With the correct adjustment they would have seen almost no changes in mean net worth for any but the top cell. Does this mean that they are only holding steady while those at the top are getting wealthier. No it does not. In any of the middle cells as income, or net worth, increases households move out of the cell into the next higher cell, some remain in the cell but their incomes increase. And new households enter the cell from a lower cell replacing those who have left. The mean and the median for those in the cell at any point in time remain about the same.
The figure on the right illustrates this point and is based of the previously mentioned figure. The figure shows under the red line the distribution of households with incomes between $90,000 and $110,000 at some point in time. If everyone’s income increased by 5% the blue line represent the distribution of incomes at the new point in time for those who now have incomes between $90,000 and $110,000, but who in 2009 had incomes between $85,714 and $104,761. The income distribution in figure two has been shifted to the right and is shown in blue in the new figure.
Visualize computing the mean income for the two distributions. Be careful as we are copying the mean on the x-axis, not the y-axis. There are more households in the distribution as the second point in time as illustrated by the higher curve, but the shape of the distribution is almost identical and thus the computed mean income will remain vertically unchanged.

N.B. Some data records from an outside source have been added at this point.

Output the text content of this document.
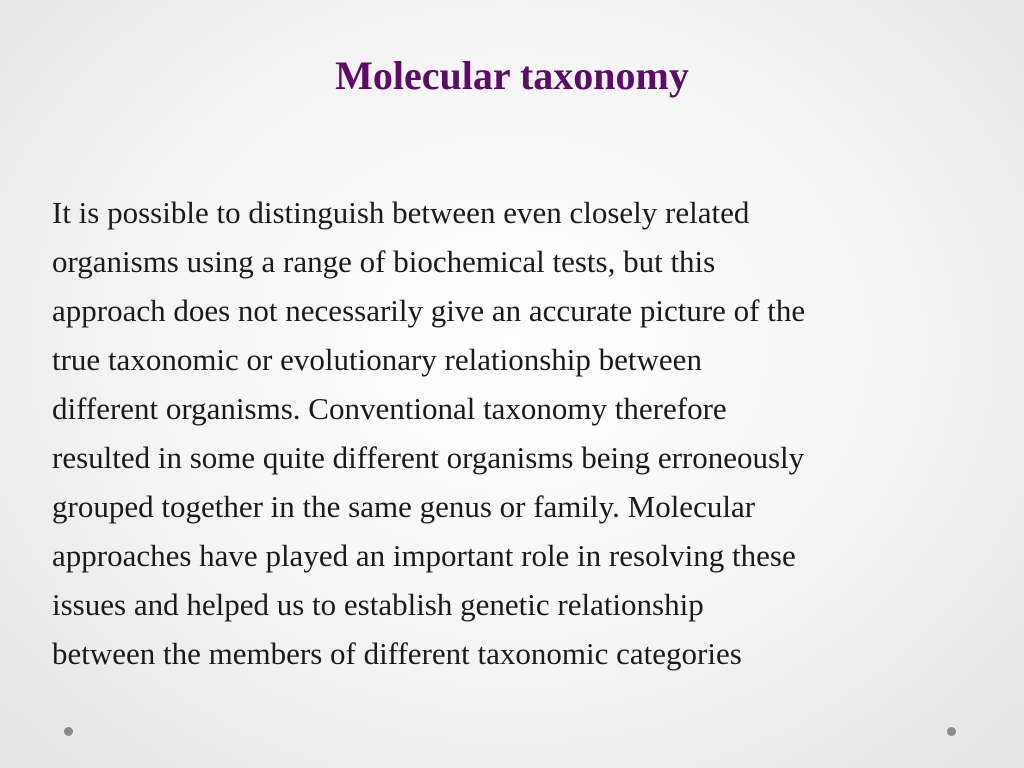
Molecular taxonomy

It is possible to distinguish between even closely related
organisms using a range of biochemical tests, but this
approach does not necessarily give an accurate picture of the
true taxonomic or evolutionary relationship between
different organisms. Conventional taxonomy therefore
resulted in some quite different organisms being erroneously
grouped together in the same genus or family. Molecular
approaches have played an important role in resolving these
issues and helped us to establish genetic relationship
between the members of different taxonomic categories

So unless there were major changes in the shape of the income distribution over the two year time span the actual measured change in mean income (an mean net worth if that was what I was looking at here) would remain almost constant. This is true for all of the bounded cells. What happens in the top cell is more complex and dependent on the a number of factors.
Because the expected change is close to zero when the authors of the Pew report made the inflation adjustment they way they did the virtually ensured that the estimated change in net worth for all of the bounded cells would be negative an approximately the size of the inflation adjustment. It is no surprise that their table shows (erroneous) that mean net worth declined by about 5% for all of the bounded cells.